HTTP web server infrastructure is used for delivery of essentially all World Wide Web content. MPEG-DASH is the first adaptive-bitrate HTTP-based streaming solution that is an international standard. The technology was developed under MPEG.

There are proprietary HTTP streaming technologies such as Apple HTTP Live Streaming (Apple HLS), Adobe HTTP Dynamic Streaming (Adobe HDS), and Microsoft Smooth Streaming. They use different manifest and segment formats. To receive content from each proprietary server, a device must support the proper protocols.

The MPEG-DASH standard provides a full set of features for HTTP adaptive-bitrate streaming that allow a standard-based client to be able to receive content from any standard-based server, thereby enabling interoperability between servers and clients of different vendors.

An MPEG-DASH server provides client players with a list of the available media segment URLs in a Media Presentation Description (MPD) file. Clients can then sequentially request the media segments as required to provide uninterrupted playback of the media presentation.

To play the content, the client obtains the MPD from the MPEG-DASH server. The MPD can be delivered using HTTP, email, thumb drive, broadcast, or other transports. The MPD contains information about the content characteristics such as content availability, media types, timing, resolutions, minimum and maximum bandwidths, location on the network (media segment URLs), accessibility features and required digital rights management (DRM).

Based on the MDP information, the client selects an appropriately encoded stream and sends the request to start streaming.

Received media segments are buffered by the client to handle network variations. During playback, the client monitors fluctuations in the network bandwidth. Based on this information, the client may switch to receive segments with lower or higher bitrate.

The same content may be available at different servers or content delivery networks (CDN). The client can stream from any of them to maximize the available network bandwidth. In this case, the MDP provides multiple URLs for the same segment.

The MPEG-DASH standard is codec and container agnostic (H.264/AAC, WebM, etc. and different media containers). It also supports: closed-captions and subtitles, multiple file container formats, video-on-demand (VoD) and live streaming.

The duration of segments can vary for both VoD and live streaming. For live streaming, the duration of the next segment can also be signaled within the current segment.

MPEG-DASH VoD or live content can be encrypted using various DRM schemes. The decryption key information is delivered to the client by MPD.
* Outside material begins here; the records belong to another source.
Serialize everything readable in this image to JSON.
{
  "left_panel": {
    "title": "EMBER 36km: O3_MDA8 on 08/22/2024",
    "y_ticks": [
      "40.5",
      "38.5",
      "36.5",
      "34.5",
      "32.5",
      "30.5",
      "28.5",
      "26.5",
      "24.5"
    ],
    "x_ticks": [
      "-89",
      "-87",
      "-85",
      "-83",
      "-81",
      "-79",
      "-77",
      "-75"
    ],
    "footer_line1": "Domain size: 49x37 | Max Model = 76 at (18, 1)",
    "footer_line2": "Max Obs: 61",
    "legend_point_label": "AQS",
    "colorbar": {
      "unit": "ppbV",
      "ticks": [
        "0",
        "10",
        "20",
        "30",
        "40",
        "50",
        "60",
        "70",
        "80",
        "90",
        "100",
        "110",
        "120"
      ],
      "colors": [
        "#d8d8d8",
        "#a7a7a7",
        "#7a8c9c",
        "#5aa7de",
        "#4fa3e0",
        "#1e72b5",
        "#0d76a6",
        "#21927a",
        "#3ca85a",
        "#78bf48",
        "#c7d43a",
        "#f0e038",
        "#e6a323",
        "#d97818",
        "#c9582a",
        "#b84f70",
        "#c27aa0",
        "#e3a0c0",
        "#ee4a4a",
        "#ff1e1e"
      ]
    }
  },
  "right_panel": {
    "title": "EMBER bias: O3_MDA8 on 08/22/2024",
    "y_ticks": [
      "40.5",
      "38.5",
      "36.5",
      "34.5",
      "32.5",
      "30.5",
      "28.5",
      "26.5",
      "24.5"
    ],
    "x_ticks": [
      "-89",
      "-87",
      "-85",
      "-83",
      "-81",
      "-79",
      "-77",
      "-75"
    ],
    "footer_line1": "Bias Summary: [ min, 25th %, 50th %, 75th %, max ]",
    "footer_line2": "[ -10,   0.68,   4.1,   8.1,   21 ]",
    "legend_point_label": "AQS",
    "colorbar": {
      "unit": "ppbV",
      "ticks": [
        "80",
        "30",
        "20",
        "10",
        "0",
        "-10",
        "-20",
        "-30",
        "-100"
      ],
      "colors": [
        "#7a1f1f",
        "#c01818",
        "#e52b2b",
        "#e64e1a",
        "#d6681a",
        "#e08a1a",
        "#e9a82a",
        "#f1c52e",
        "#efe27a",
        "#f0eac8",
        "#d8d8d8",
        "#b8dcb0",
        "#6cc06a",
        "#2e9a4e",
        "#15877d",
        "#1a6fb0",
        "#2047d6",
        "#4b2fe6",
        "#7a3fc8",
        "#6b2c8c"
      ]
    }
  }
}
The MPD can be divided into multiple parts and downloaded in multiple steps. Some of its elements can be externally referenced.

MPEG-DASH combines delivery formats into DASH profiles. These profiles specify features for interoperability. They are identified in the MPD by unique uniform resource names (URNs).

Each segment can contain information about UTC time, so clients can control their clock drift.

A set of quality metrics are defined in the standard. Measurement happens at the client side and the information is sent back to the server.